We say “Hegel or Spinoza,” and not the inverse, because it is Spinoza who constitutes the true alternative to Hegelian philosophy. Therefore, the discussion we will undertake has more than one objective. It will not only make the limits of the Hegelian system apparent, a system whose universality is necessarily historical; it will allow us at the same time to extricate ourselves from the evolutionary conception of the history of philosophy, which is also the heritage of Hegelianism. According to this conception, Hegel proposed himself as the only possible alternative to Spinozism, the forerunner that ceded its place to that which came afterwards, in this movement of ascension that comes ever closer to the spirit itself. But here we would like to subvert the potency of this unitary and progressive interpretation of the history of philosophy, which is only apparently dialectical.

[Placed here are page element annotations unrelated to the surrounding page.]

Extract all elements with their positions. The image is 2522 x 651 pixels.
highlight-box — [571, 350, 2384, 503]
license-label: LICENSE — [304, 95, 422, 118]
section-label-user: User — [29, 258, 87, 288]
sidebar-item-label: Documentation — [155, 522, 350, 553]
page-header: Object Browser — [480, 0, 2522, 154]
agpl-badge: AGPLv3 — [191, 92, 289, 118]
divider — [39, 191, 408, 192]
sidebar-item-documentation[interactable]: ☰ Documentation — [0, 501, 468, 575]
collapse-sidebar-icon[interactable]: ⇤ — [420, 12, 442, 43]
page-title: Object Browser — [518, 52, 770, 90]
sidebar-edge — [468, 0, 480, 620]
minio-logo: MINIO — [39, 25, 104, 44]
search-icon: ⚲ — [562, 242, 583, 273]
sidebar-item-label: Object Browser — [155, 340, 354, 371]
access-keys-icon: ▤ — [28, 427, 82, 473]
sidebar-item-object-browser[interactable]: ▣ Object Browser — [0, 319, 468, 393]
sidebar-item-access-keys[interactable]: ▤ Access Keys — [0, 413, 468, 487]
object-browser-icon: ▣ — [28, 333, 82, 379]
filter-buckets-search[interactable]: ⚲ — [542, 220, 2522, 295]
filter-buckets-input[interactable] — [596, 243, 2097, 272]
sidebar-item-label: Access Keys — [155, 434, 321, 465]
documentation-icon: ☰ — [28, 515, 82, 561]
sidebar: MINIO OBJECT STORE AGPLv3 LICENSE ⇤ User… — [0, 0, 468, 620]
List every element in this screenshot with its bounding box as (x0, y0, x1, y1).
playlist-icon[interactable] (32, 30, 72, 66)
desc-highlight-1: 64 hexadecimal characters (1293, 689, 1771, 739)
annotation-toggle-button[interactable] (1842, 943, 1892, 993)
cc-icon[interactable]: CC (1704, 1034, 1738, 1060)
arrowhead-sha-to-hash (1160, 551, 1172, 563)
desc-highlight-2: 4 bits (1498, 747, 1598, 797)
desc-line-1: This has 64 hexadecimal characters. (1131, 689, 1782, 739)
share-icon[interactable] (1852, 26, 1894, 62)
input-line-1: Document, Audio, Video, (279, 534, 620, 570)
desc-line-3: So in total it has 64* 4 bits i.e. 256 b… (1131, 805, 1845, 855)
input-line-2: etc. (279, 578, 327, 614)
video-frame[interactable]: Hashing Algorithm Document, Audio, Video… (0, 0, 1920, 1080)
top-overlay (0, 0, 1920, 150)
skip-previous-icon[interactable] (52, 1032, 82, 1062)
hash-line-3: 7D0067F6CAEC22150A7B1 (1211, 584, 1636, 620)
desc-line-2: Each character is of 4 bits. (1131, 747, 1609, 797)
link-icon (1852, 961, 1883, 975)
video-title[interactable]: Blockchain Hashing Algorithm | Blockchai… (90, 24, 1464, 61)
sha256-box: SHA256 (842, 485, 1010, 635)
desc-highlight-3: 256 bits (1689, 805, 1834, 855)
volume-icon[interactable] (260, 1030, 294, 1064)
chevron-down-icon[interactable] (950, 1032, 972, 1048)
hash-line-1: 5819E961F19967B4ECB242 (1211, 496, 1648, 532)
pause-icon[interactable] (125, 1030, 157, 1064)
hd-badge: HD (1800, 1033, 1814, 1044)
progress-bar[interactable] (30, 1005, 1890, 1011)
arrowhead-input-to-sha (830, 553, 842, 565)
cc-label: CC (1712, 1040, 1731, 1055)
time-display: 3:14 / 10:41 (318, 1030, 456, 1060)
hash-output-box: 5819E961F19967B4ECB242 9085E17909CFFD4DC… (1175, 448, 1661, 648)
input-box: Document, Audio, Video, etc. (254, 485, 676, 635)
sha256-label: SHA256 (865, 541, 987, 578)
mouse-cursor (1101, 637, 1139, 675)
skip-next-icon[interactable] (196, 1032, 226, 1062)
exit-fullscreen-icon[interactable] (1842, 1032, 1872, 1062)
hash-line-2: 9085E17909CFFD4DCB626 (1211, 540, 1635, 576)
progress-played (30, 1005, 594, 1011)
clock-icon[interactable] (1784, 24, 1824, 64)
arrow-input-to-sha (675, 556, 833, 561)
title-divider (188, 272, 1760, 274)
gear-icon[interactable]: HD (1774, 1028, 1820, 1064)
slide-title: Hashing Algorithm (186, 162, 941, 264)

According to Hegel, Spinoza’s thought is not yet dialectical enough. And what if it were too much—or at least, if it were so in a way that was unacceptable to Hegel? The denial of this dialectic—let us say, to move ahead quickly, of a dialectic without teleology—toward which Hegel proceeds via the intermediary of Spinoza is his way of addressing an insurmountable obstacle in the development of his own thought: that of a discourse that we must not say is not yet Hegelian but is so no longer. And it is here that the evolutionist presentation of the history of philosophy lies in ruins: because Spinoza himself also refutes Hegel, objectively.